Hydrogen is expected to be utilized for decarbonization of energy systems. One of the barriers to society's implementation of hydrogen use is transportation costs. One method proposed to reduce transportation costs is to inject hydrogen into the existing natural gas grid and transport it as a gas mixture. Since the characteristics of the blended gas vary depending on the hydrogen concentration, the deployment of mixed gas transportation requires concentration control in the gas grid and in the gas supplied to customers. More specifically, the distribution of hydrogen concentration in the grid will vary spatially and temporally depending on the facility layout and operating conditions of the gas grid, and that complicates management of the hydrogen concentration in the grid.

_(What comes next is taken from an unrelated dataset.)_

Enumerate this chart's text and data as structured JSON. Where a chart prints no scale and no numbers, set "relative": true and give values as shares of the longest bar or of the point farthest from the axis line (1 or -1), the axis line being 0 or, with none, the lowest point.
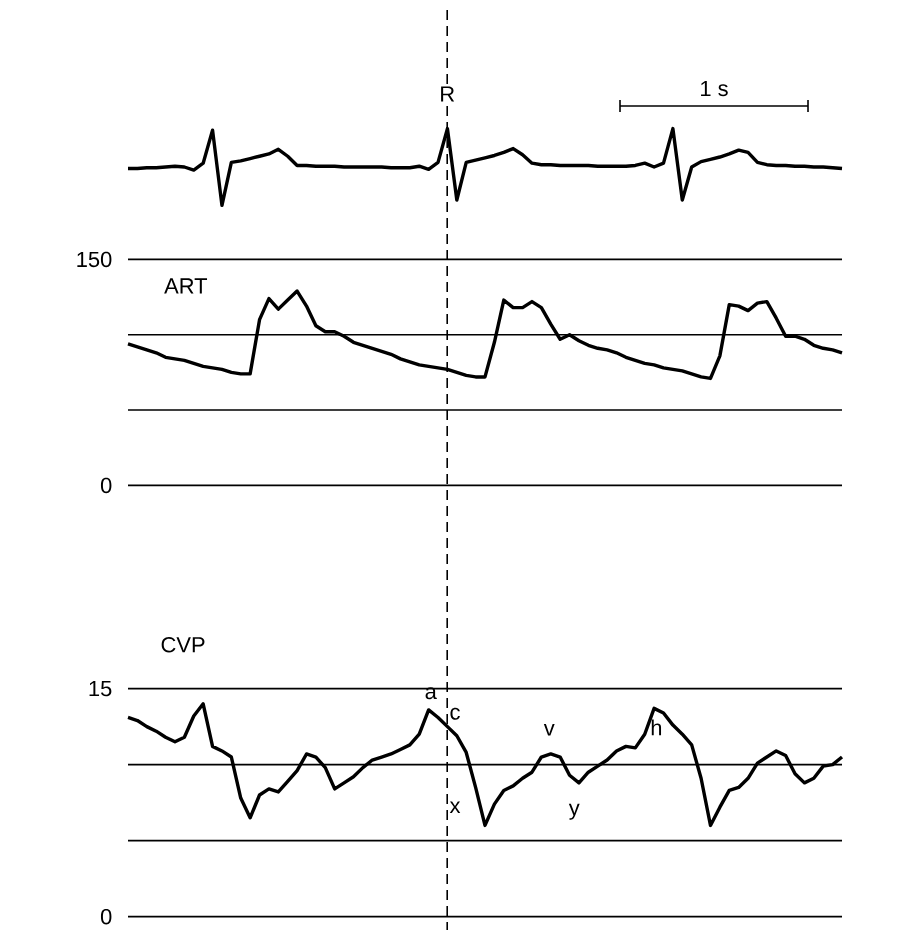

Therefore, this study proposed an evaluation indicator that enables selection of robust pathways that can stabilize hydrogen concentration at demand points. To avoid gas merging from multiple supply points in the gas grid and to unify the supply sources, a consolidation path ratio was defined using the gas distribution ratio as an indicator. This indicator was applied to a simulated grid, and the mainstream pathway was identified, even if the supply pressure changed. By shutting off the non-mainstream pathway, a pathway with stable demand point concentrations was established. Use of the consolidation path ratio is expected to allow robust paths to be extracted for demand points connected to the mixed gas grid.